Noticeable on the ice Saturday night, the players will also be sporting green skate-laces and using green stick-tape to help create further awareness.
The awareness campaign is part of the ongoing commitment by the Vancouver Giants and CMHA Vancouver-Fraser Branch to implement Talk Today. Talk Today provides mental health support to players and raises awareness about mental health and suicide prevention throughout communities across the Western Hockey League, explained Vancouver Giants head coach Jason McKee.
A key piece of the Talk Today program has been to educate players about mental health and suicide prevention.
“It is very important that our team and our league participates in this important initiative,” added McKee. “Every day we strive to provide a safe, enjoyable and healthy environment for our players, and the Talk Today initiative provides an excellent resource for all of us so that we can continue to have an open, honest conversation about mental health.”
Every team has received mental health training specific to suicide prevention.
Each team is also now linked to a CMHA Mental Health Coach, who provides support and mental health resources to individuals in need.
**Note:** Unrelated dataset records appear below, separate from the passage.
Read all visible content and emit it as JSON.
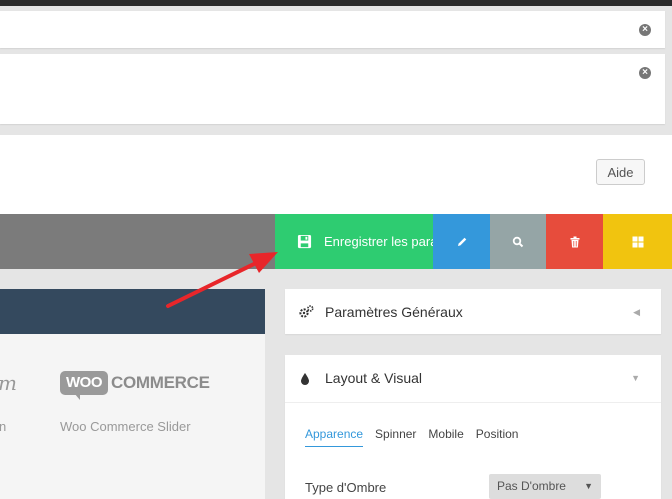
{
  "header": {
    "help_label": "Aide"
  },
  "toolbar": {
    "save_label": "Enregistrer les paramètres",
    "colors": {
      "save": "#2ecc71",
      "edit": "#3498db",
      "search": "#95a5a6",
      "delete": "#e74c3c",
      "grid": "#f1c40f"
    }
  },
  "sources": {
    "partial_logo": "m",
    "partial_caption": "n",
    "woo_logo_woo": "WOO",
    "woo_logo_commerce": "COMMERCE",
    "woo_caption": "Woo Commerce Slider"
  },
  "sidebar": {
    "general_title": "Paramètres Généraux",
    "layout_title": "Layout & Visual",
    "tabs": [
      "Apparence",
      "Spinner",
      "Mobile",
      "Position"
    ],
    "shadow_label": "Type d'Ombre",
    "shadow_value": "Pas D'ombre"
  },
  "icons": [
    "close-icon",
    "save-icon",
    "pencil-icon",
    "search-icon",
    "trash-icon",
    "grid-icon",
    "gears-icon",
    "drop-icon",
    "caret-left-icon",
    "caret-down-icon"
  ]
}
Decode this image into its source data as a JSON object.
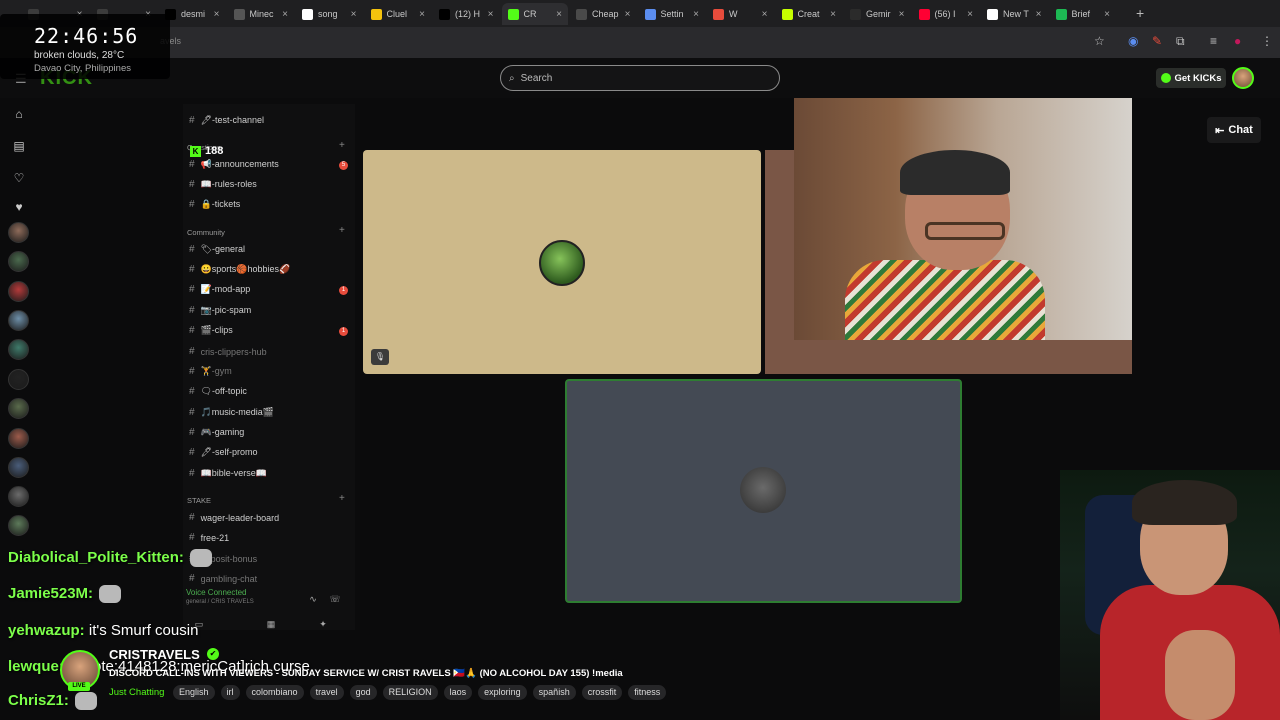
{
  "browser": {
    "tabs": [
      {
        "label": "",
        "icon": "generic-icon",
        "color": "#3c3c3c"
      },
      {
        "label": "",
        "icon": "generic-icon",
        "color": "#3c3c3c"
      },
      {
        "label": "desmi",
        "icon": "x-icon",
        "color": "#000000"
      },
      {
        "label": "Minec",
        "icon": "globe-icon",
        "color": "#555555"
      },
      {
        "label": "song",
        "icon": "google-icon",
        "color": "#ffffff"
      },
      {
        "label": "Cluel",
        "icon": "chevron-icon",
        "color": "#f4c20d"
      },
      {
        "label": "(12) H",
        "icon": "x-icon",
        "color": "#000000"
      },
      {
        "label": "CR",
        "icon": "kick-icon",
        "color": "#53fc18",
        "active": true
      },
      {
        "label": "Cheap",
        "icon": "generic-icon",
        "color": "#4a4a4a"
      },
      {
        "label": "Settin",
        "icon": "gear-icon",
        "color": "#5b8def"
      },
      {
        "label": "W",
        "icon": "wiki-icon",
        "color": "#e74c3c"
      },
      {
        "label": "Creat",
        "icon": "creator-icon",
        "color": "#c6ff00"
      },
      {
        "label": "Gemir",
        "icon": "gemini-icon",
        "color": "#2b2b2b"
      },
      {
        "label": "(56) I",
        "icon": "youtube-icon",
        "color": "#ff0033"
      },
      {
        "label": "New T",
        "icon": "chrome-icon",
        "color": "#ffffff"
      },
      {
        "label": "Brief",
        "icon": "brief-icon",
        "color": "#1db954"
      }
    ],
    "new_tab": "+",
    "url": "avels"
  },
  "clock": {
    "time": "22:46:56",
    "weather": "broken clouds, 28°C",
    "location": "Davao City, Philippines"
  },
  "header": {
    "logo": "KICK",
    "search_placeholder": "Search",
    "get_kicks": "Get KICKs"
  },
  "discord": {
    "viewer_count": "188",
    "channels": [
      {
        "name": "🖊-test-channel"
      },
      {
        "name": "📢-announcements",
        "badge": "5"
      },
      {
        "name": "📖-rules-roles"
      },
      {
        "name": "🔒-tickets"
      },
      {
        "name": "🏷-general"
      },
      {
        "name": "😀sports🏀hobbies🏈"
      },
      {
        "name": "📝-mod-app",
        "badge": "1"
      },
      {
        "name": "📷-pic-spam"
      },
      {
        "name": "🎬-clips",
        "badge": "1"
      },
      {
        "name": "cris-clippers-hub",
        "dim": true
      },
      {
        "name": "🏋-gym",
        "dim": true
      },
      {
        "name": "🗨-off-topic"
      },
      {
        "name": "🎵music-media🎬"
      },
      {
        "name": "🎮-gaming"
      },
      {
        "name": "🖊-self-promo"
      },
      {
        "name": "📖bible-verse📖"
      },
      {
        "name": "wager-leader-board"
      },
      {
        "name": "free-21"
      },
      {
        "name": "deposit-bonus",
        "dim": true
      },
      {
        "name": "gambling-chat",
        "dim": true
      }
    ],
    "categories": [
      "Questions",
      "Community",
      "STAKE"
    ],
    "voice_status": "Voice Connected",
    "voice_sub": "general / CRIS TRAVELS"
  },
  "chat_button": "Chat",
  "chat": [
    {
      "user": "Diabolical_Polite_Kitten:",
      "text": "",
      "color": "#7cff4a",
      "emote": true
    },
    {
      "user": "Jamie523M:",
      "text": "",
      "color": "#7cff4a",
      "emote": true
    },
    {
      "user": "yehwazup:",
      "text": " it's Smurf cousin",
      "color": "#7cff4a"
    },
    {
      "user": "lewque:",
      "text": " [emote:4148128:mericCat]rich curse",
      "color": "#7cff4a"
    },
    {
      "user": "ChrisZ1:",
      "text": "",
      "color": "#7cff4a",
      "emote": true
    }
  ],
  "stream": {
    "name": "CRISTRAVELS",
    "live": "LIVE",
    "title": "DISCORD CALL-INS WITH VIEWERS - SUNDAY SERVICE W/ CRIST RAVELS 🇵🇭🙏 (NO ALCOHOL DAY 155) !media",
    "category": "Just Chatting",
    "tags": [
      "English",
      "irl",
      "colombiano",
      "travel",
      "god",
      "RELIGION",
      "laos",
      "exploring",
      "spañish",
      "crossfit",
      "fitness"
    ]
  },
  "colors": {
    "accent": "#53fc18",
    "badge": "#e74c3c",
    "tile_active_border": "#2e7d32"
  }
}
“CMHA Vancouver-Fraser is proud to partner with the Vancouver Giants to support the players in strengthening their psychological health, building resiliency, and increasing mental health literacy and suicide prevention. Through education and awareness, we will ensure mental health for all players within the communities where they live, work and play”, said Sarah Zurbuchen, president of Canadian Mental Health Association’s Vancouver-Fraser branch.
Tickets for Saturday’s game are still available online, starting from $19.75.